Which horse is actually a fish?

Although it has a head that resembles a horse, its gills, fins and swim bladder make the marine seahorse unquestionably a fish.

These fascinating creatures have a long snout, a bulbous body and a long snake-like tail. With a maximum speed of 1.5 metres per hour, the seahorse is the slowest fish in the world. In comparison, the average snail moves at 3 metres per hour.

They have a small dorsal fin that is not very strong, so swimming is labour some. Instead they use their tails to latch onto a piece of sea debris to float over distances. They also use their tails to anchor themselves to sea grass or coral when the sea becomes rough.

Their eyes can move independently of each other, like those of a chameleon, giving them a 360-degree field of vision! They are also extremely good at evading predators by camouflaging themselves to mimic their surroundings. This works out in two ways as they are excellent ambush predators. They lie in wait unnoticed till unsuspecting small crustaceans like shrimp come along. Then they use their long snouts to quickly suck them in and swallow them whole. They can suck prey from as far as 3 cm away.

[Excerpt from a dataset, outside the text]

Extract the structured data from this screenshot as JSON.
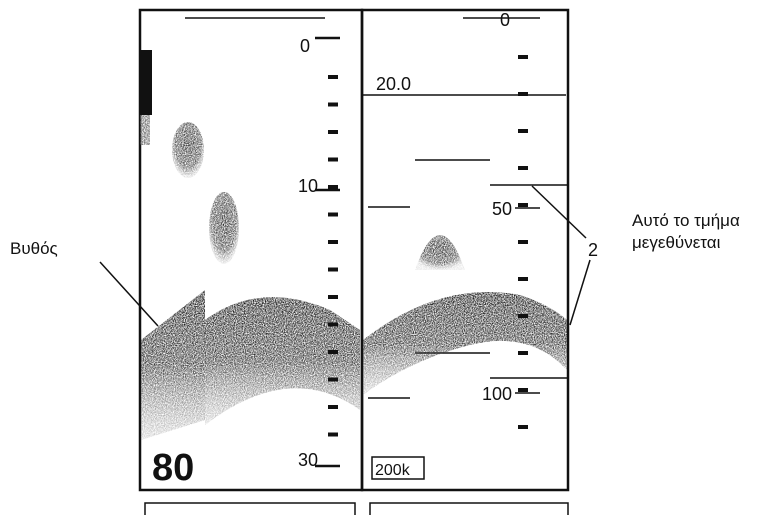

If there were any prizes for the father of the year in the marine world, it would go to the male seahorse. In seahorse society, it is the father and not the mother who carries the eggs (in an abdominal pouch) for 45 days. The female is free to wander about and look for food!

And that’s not all; these incredibly unique sea creatures have no stomach or teeth. To stay alive they have to constantly eat! There are around 46 species of seahorse, which can range in size from a jellybean to a banana. The largest seahorse is the big-bellied seahorse which can grow up to 12 inches, while the smallest is called the pygmy seahorse and is only around 16 mm long.